The other thing that we have to do is look at things like wind power and solar power and the next generation of electric vehicles. You will recall when I came into office they were talking about the liquidation of GM and Chrysler, and a lot of folks said, you can’t help them, and it’s a waste of the government’s money to try to help them. But what I said was, we can’t afford to lose up to a million jobs in this country, particularly in the Midwest, but we also can’t afford to lose leadership in terms of building an auto industry that we used to own.
And so we turned around those auto companies -- they are now making a profit for the first time in decades, they’re gaining market share for the first time in years. (Applause.) But what we said was, if we’re going to help you, then you’ve also got to change your ways. You can’t just make money on SUVs and trucks. There’s a place for SUVs and trucks, but as gas prices keep on going up, you’ve got to understand the market -- people are going to be trying to save money.
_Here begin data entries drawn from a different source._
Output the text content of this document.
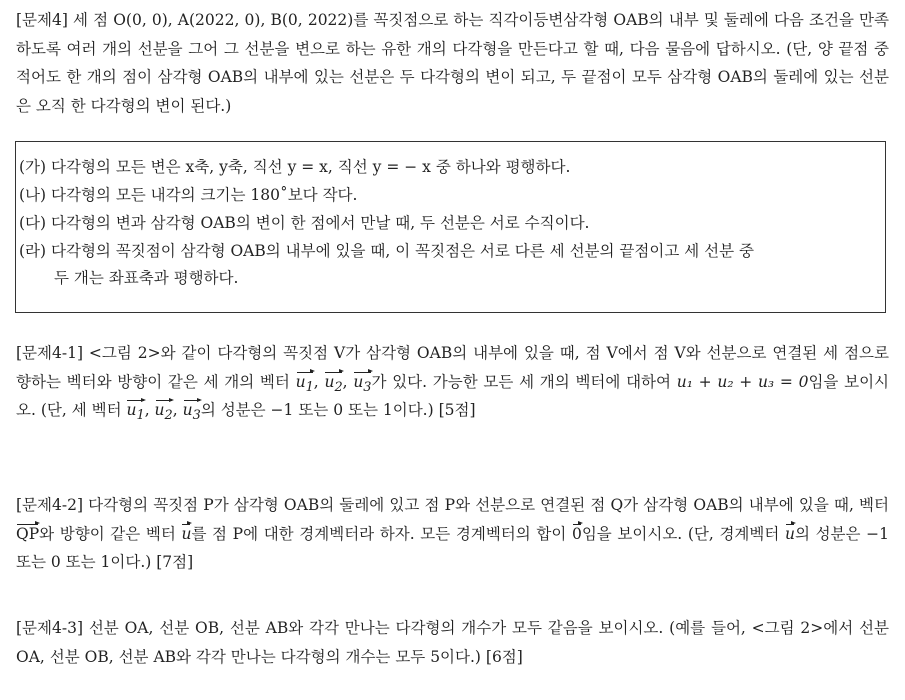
[문제4] 세 점 O(0, 0), A(2022, 0), B(0, 2022)를 꼭짓점으로 하는 직각이등변삼각형 OAB의 내부 및 둘레에 다음 조건을 만족하도록 여러 개의 선분을 그어 그 선분을 변으로 하는 유한 개의 다각형을 만든다고 할 때, 다음 물음에 답하시오. (단, 양 끝점 중 적어도 한 개의 점이 삼각형 OAB의 내부에 있는 선분은 두 다각형의 변이 되고, 두 끝점이 모두 삼각형 OAB의 둘레에 있는 선분은 오직 한 다각형의 변이 된다.)

(가) 다각형의 모든 변은 x축, y축, 직선 y = x, 직선 y = − x 중 하나와 평행하다.
(나) 다각형의 모든 내각의 크기는 180˚보다 작다.
(다) 다각형의 변과 삼각형 OAB의 변이 한 점에서 만날 때, 두 선분은 서로 수직이다.
(라) 다각형의 꼭짓점이 삼각형 OAB의 내부에 있을 때, 이 꼭짓점은 서로 다른 세 선분의 끝점이고 세 선분 중
두 개는 좌표축과 평행하다.

[문제4-1] <그림 2>와 같이 다각형의 꼭짓점 V가 삼각형 OAB의 내부에 있을 때, 점 V에서 점 V와 선분으로 연결된 세 점으로 향하는 벡터와 방향이 같은 세 개의 벡터 $u_1$, $u_2$, $u_3$가 있다. 가능한 모든 세 개의 벡터에 대하여 u₁ + u₂ + u₃ = 0임을 보이시오. (단, 세 벡터 $u_1$, $u_2$, $u_3$의 성분은 −1 또는 0 또는 1이다.) [5점]

[문제4-2] 다각형의 꼭짓점 P가 삼각형 OAB의 둘레에 있고 점 P와 선분으로 연결된 점 Q가 삼각형 OAB의 내부에 있을 때, 벡터 QP와 방향이 같은 벡터 u를 점 P에 대한 경계벡터라 하자. 모든 경계벡터의 합이 0임을 보이시오. (단, 경계벡터 u의 성분은 −1 또는 0 또는 1이다.) [7점]

[문제4-3] 선분 OA, 선분 OB, 선분 AB와 각각 만나는 다각형의 개수가 모두 같음을 보이시오. (예를 들어, <그림 2>에서 선분 OA, 선분 OB, 선분 AB와 각각 만나는 다각형의 개수는 모두 5이다.) [6점]
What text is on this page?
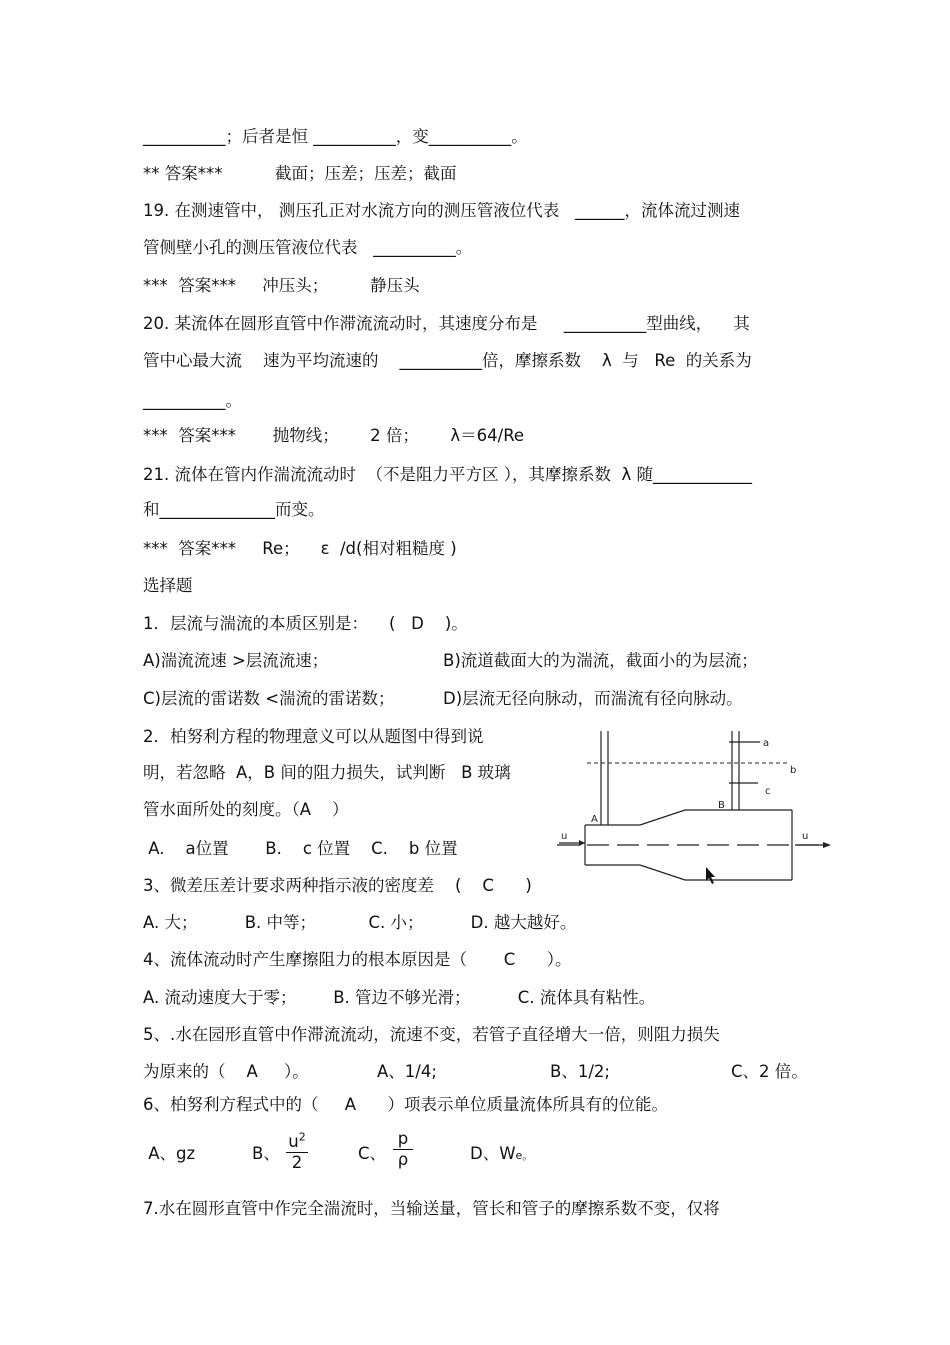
__________；后者是恒 __________，变__________。
** 答案***          截面；压差；压差；截面
19. 在测速管中， 测压孔正对水流方向的测压管液位代表   ______，流体流过测速
管侧壁小孔的测压管液位代表   __________。
***  答案***     冲压头；        静压头
20. 某流体在圆形直管中作滞流流动时，其速度分布是     __________型曲线，    其
管中心最大流    速为平均流速的    __________倍，摩擦系数    λ  与   Re  的关系为
__________。
***  答案***       抛物线；      2 倍；      λ＝64/Re
21. 流体在管内作湍流流动时  （不是阻力平方区 ），其摩擦系数  λ 随____________
和______________而变。
***  答案***     Re；    ε  /d(相对粗糙度 )
选择题
1．层流与湍流的本质区别是：    (   D    )。
A)湍流流速 >层流流速；	B)流道截面大的为湍流，截面小的为层流；
C)层流的雷诺数 <湍流的雷诺数；	D)层流无径向脉动，而湍流有径向脉动。
2．柏努利方程的物理意义可以从题图中得到说
明，若忽略  A，B 间的阻力损失，试判断   B 玻璃
管水面所处的刻度。（A    ）
A.    a位置       B.    c 位置    C.    b 位置
3、微差压差计要求两种指示液的密度差    (    C      )
A. 大；         B. 中等；          C. 小；         D. 越大越好。
4、流体流动时产生摩擦阻力的根本原因是（       C      ）。
A. 流动速度大于零；       B. 管边不够光滑；         C. 流体具有粘性。
5、.水在园形直管中作滞流流动，流速不变，若管子直径增大一倍，则阻力损失
为原来的（    A     ）。	A、1/4;	B、1/2;	C、2 倍。
6、柏努利方程式中的（     A      ）项表示单位质量流体所具有的位能。
A、gz	B、
$u^2$
2	C、
p
ρ	D、We。
7.水在圆形直管中作完全湍流时，当输送量，管长和管子的摩擦系数不变，仅将
a
b
c
A
B
u	u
And so what we’ve now seen is an investment in electric vehicles, and then what we did was we put investments in something called advanced battery manufacturing, because those electric cars, how well they run depends on how good the batteries are -- how long they can run before they get recharged. We only had 2 percent of the advanced battery manufacturing market when I came into office. We’re on track now to have 30, 40, 50 percent of that market. (Applause.) We are making batteries here in the United States of America that go into electric cars made here in the United States of America. It creates jobs, and it creates -- (applause) -- and it creates energy independence, and it also improves our environment.
So that’s the kind of approach that we have to take -- using the private sector, understanding that ultimately the private sector is going to be creating jobs, but also understanding that the government can be an effective partner in that process. And nowhere is that more true than in rural America. So, great question.